Sylvie a 53 ans et habite près de Lyon. Comme 240.000 autres femmes en France, elle s'est fait implanter un implant contraceptif sur les conseils de son médecin. L'implant Essure, présenté pendant des années par les laboratoires Bayer comme un dispositif simple et sans risque de contraception définitive. Sauf que rapidement après la pose de l'implant, elle développe des douleurs insupportables.

"C'était tellement violent. Les brûlures que l'on ressent sont tellement intenses qu'on ne peut pas dormir et qu'on a envie de s'arracher les bras. Ensuite, j'ai commencé à perdre des cheveux, à avoir des choses vraiment bizarres. J'ai eu des pertes de la vision de façon nette, des brûlures dans les yeux, des bégaiements, des acouphènes. Ce n'est pas quelque chose que l'on peut imaginer, c'est une douleur qui vous ronge", raconte-t-elle à RMC.

"Je suis quelqu'un qui jouait au foot, qui faisait de la danse, pleine de vie qui fait du jardin. Quelque part, ma vie d'avant s'est arrêtée là", ajoute Sylvie.

"J'avais l'impression de devenir folle et que tout le monde s'en fichait"

De nombreuses patientes et une association l'assurent: ces symptômes sont liés à l'implant. L'agence du médicament a reçu 4.537 signalements liés au dispositif Essure, et plus de 30.000 femmes se sont déjà fait retirer leur implant. Mais les autorités de santé n'ont jamais communiqué individuellement auprès des patientes implantées sur les risques potentiels, alors que les laboratoires Bayer ont retiré leur dispositif du marché dès 2017. Sylvie, par exemple, n'a eu connaissance des risques qu'en 2020, cinq ans après la pose de son implant. Et elle l'a appris par hasard sur internet. 

"On m'a clairement empoisonnée. C'est le sentiment que j'ai parce que c'est la réalité de ce qui s'est passé. J'en subis encore les conséquences aujourd'hui et peut-être que ce sera sur le reste de ma vie. Si le ministère de la Santé m'avait prévenue plus tôt, ça m'aurait peut-être évité des années de souffrance inutile. Ça m'aurait permis d'aller consulter tout de suite. Si j'avais qu'une seule revendication, ça serait vraiment qu'on puisse informer les femmes porteuses pour les alertes, qu'elles ne vivent pas ce que j'ai vécu pendant des années. J'étais seule, j'avais l'impression de devenir folle et que tout le monde s'en fichait", explique-t-elle.

Ce que veut Sylvie, c'est que les autorités de santé communiquent auprès des patientes. Tout simplement, via le lancement d'une grande campagne de communication. Une meilleure information mais aussi une meilleure prise en charge via la création d'une affection longue durée spécifique. D'autant plus qu'une étude menée par des chercheurs du CNRS a prouvé la toxicité des implants Essure.

"L'Etat ne fait rien"

Maître Stephen Duval défend plusieurs dizaines de patientes dans toute la France et il a engagé une procédure contre l'Etat dans cette affaire. "Les femmes qui sont porteuses du dispositif ont besoin d'être informée individuellement, assure l'avocat.

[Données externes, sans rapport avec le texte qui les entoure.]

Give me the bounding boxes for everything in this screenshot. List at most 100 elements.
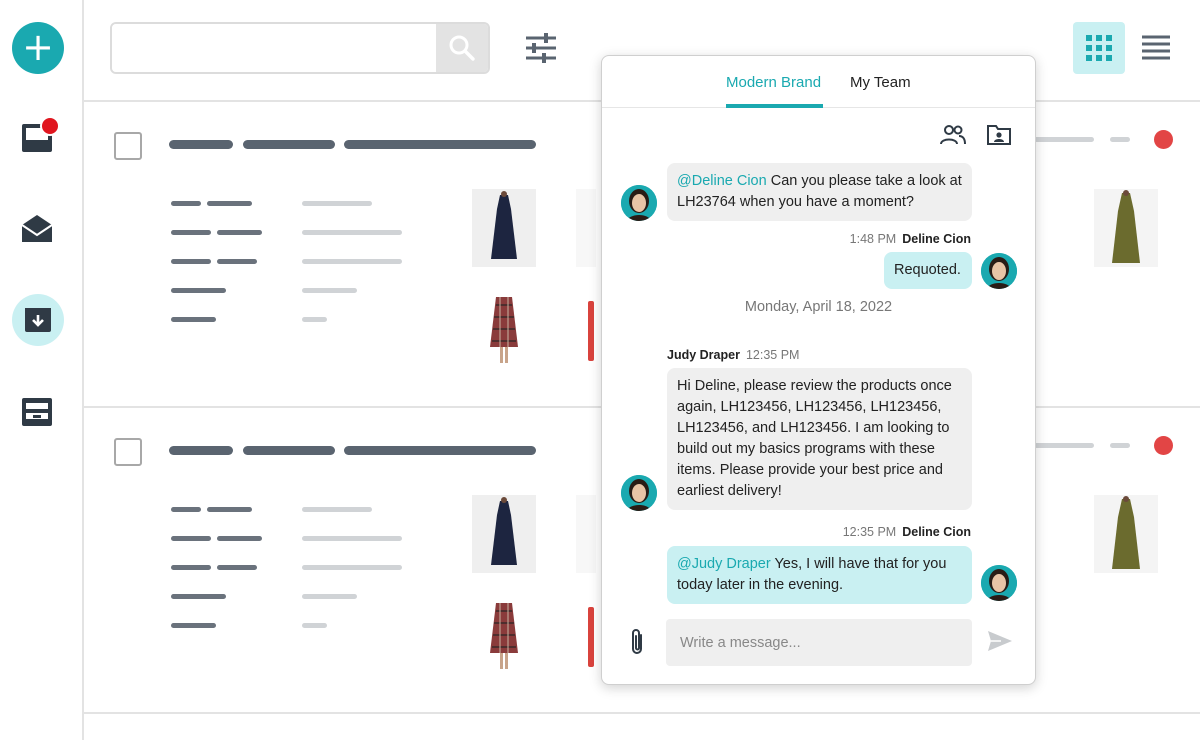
detail-value-placeholder [302, 594, 357, 599]
product-thumbnail-partial[interactable] [576, 495, 596, 573]
plus-icon: + [22, 24, 54, 69]
product-thumbnail-partial[interactable] [576, 597, 596, 675]
title-placeholder [243, 140, 335, 149]
title-placeholder [344, 446, 536, 455]
person-avatar-image [981, 253, 1017, 289]
detail-value-placeholder [302, 288, 357, 293]
chat-message: Hi Deline, please review the products on… [667, 368, 972, 510]
new-item-button[interactable]: + [12, 22, 64, 74]
title-placeholder [344, 140, 536, 149]
message-meta: 12:35 PM Deline Cion [843, 525, 971, 539]
row-checkbox[interactable] [114, 132, 142, 160]
message-sender: Judy Draper [667, 348, 740, 362]
progress-track [1110, 443, 1130, 448]
title-placeholder [169, 446, 233, 455]
detail-label-placeholder [207, 201, 252, 206]
message-text: Hi Deline, please review the products on… [677, 378, 952, 499]
product-thumbnail[interactable] [472, 597, 536, 675]
plaid-coat-image [490, 603, 518, 669]
search-button[interactable] [436, 24, 488, 72]
detail-label-placeholder [171, 317, 216, 322]
tray-stack-icon[interactable] [20, 396, 54, 428]
message-time: 12:35 PM [745, 348, 800, 362]
notification-dot [40, 116, 60, 136]
detail-label-placeholder [171, 594, 226, 599]
progress-track [1034, 137, 1094, 142]
chat-message: @Judy Draper Yes, I will have that for y… [667, 546, 972, 604]
detail-label-placeholder [217, 565, 257, 570]
date-separator: Monday, April 18, 2022 [744, 299, 893, 315]
search-input[interactable] [112, 24, 438, 72]
plaid-coat-image [490, 297, 518, 363]
tab-modern-brand[interactable]: Modern Brand [726, 74, 821, 91]
detail-value-placeholder [302, 230, 402, 235]
product-thumbnail[interactable] [1094, 495, 1158, 573]
avatar [981, 253, 1017, 289]
archive-nav-button[interactable] [12, 294, 64, 346]
detail-label-placeholder [171, 288, 226, 293]
message-time: 12:35 PM [842, 525, 897, 539]
grid-view-button[interactable] [1073, 22, 1125, 74]
detail-label-placeholder [217, 259, 257, 264]
tab-my-team[interactable]: My Team [850, 74, 911, 91]
navy-dress-image [491, 497, 517, 565]
list-view-icon[interactable] [1142, 34, 1170, 60]
search-icon [449, 35, 475, 61]
chat-message: @Deline Cion Can you please take a look … [667, 163, 972, 221]
product-thumbnail[interactable] [472, 291, 536, 369]
detail-label-placeholder [171, 230, 211, 235]
mention-link[interactable]: @Judy Draper [677, 556, 771, 572]
progress-track [1034, 443, 1094, 448]
detail-label-placeholder [217, 536, 262, 541]
message-meta: 1:48 PM Deline Cion [850, 232, 971, 246]
left-rail: + [0, 0, 84, 740]
status-dot [1154, 130, 1173, 149]
person-avatar-image [621, 475, 657, 511]
detail-value-placeholder [302, 201, 372, 206]
detail-value-placeholder [302, 507, 372, 512]
search-box [110, 22, 490, 74]
detail-value-placeholder [302, 536, 402, 541]
olive-dress-image [1112, 190, 1140, 263]
chat-panel: Modern Brand My Team @Deline Cion Can yo… [601, 55, 1036, 685]
product-thumbnail[interactable] [472, 189, 536, 267]
mention-link[interactable]: @Deline Cion [677, 173, 767, 189]
product-thumbnail[interactable] [1094, 189, 1158, 267]
title-placeholder [169, 140, 233, 149]
archive-download-icon [25, 308, 51, 332]
product-thumbnail-partial[interactable] [576, 189, 596, 267]
grid-icon [1086, 35, 1112, 61]
title-placeholder [243, 446, 335, 455]
active-tab-indicator [726, 104, 823, 108]
detail-value-placeholder [302, 623, 327, 628]
send-icon[interactable] [987, 630, 1013, 652]
detail-value-placeholder [302, 259, 402, 264]
navy-dress-image [491, 191, 517, 259]
detail-label-placeholder [171, 565, 211, 570]
open-mail-icon[interactable] [20, 212, 54, 244]
chat-tabs: Modern Brand My Team [602, 56, 1035, 108]
detail-label-placeholder [171, 259, 211, 264]
person-avatar-image [981, 565, 1017, 601]
detail-label-placeholder [207, 507, 252, 512]
filter-sliders-icon[interactable] [524, 32, 558, 64]
status-dot [1154, 436, 1173, 455]
detail-label-placeholder [171, 507, 201, 512]
detail-value-placeholder [302, 317, 327, 322]
chat-message: Requoted. [884, 252, 972, 289]
message-meta: Judy Draper 12:35 PM [667, 348, 799, 362]
progress-track [1110, 137, 1130, 142]
detail-label-placeholder [171, 536, 211, 541]
row-checkbox[interactable] [114, 438, 142, 466]
paperclip-icon[interactable] [628, 627, 646, 657]
person-avatar-image [621, 185, 657, 221]
product-thumbnail-partial[interactable] [576, 291, 596, 369]
product-thumbnail[interactable] [472, 495, 536, 573]
message-sender: Deline Cion [902, 232, 971, 246]
message-input[interactable] [666, 619, 972, 666]
avatar [981, 565, 1017, 601]
olive-dress-image [1112, 496, 1140, 569]
avatar [621, 185, 657, 221]
contact-folder-icon[interactable] [986, 124, 1012, 146]
people-icon[interactable] [940, 124, 966, 146]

On me dit 'on ne peut pas retrouver ces femmes individuellement', mais on se moque de qui? L'Ansm, l'Agence nationale de sécurité du médicament et des produits de santé, quant à elle, a communiqué sur son site internet. Mais qui connaît ce site? C'est une blague. Aujourd'hui, l'Etat ne fait rien."

"Quand on va chez son médecin, il y a des campagnes d'information pour la contraception, pour la vaccination, pourquoi ne faisons-nous pas la même chose pour les Essure? Une femme qui irait chez son médecin-traitant le verrait mais ça n'existe pas. Est-ce que c'est compliqué à mettre en œuvre? non. Est-ce qu'on peut faire un spot à la télévision? oui. Alors pourquoi ce n'est pas fait?", interroge-t-il.

Sur la mise en place d'une affection longue durée, le ministère de la Santé assure que ce point est "en cours d'investigation" mais rien de nouveau en matière d'information des victimes potentielles.

De leur côté, les laboratoires Bayer affirment que les patientes peuvent continuer à utiliser leur implant, que le dispositif ne pose pas de problème de sécurité. Selon Bayer, il n'aurait été retiré du marché que pour "des raisons commerciales".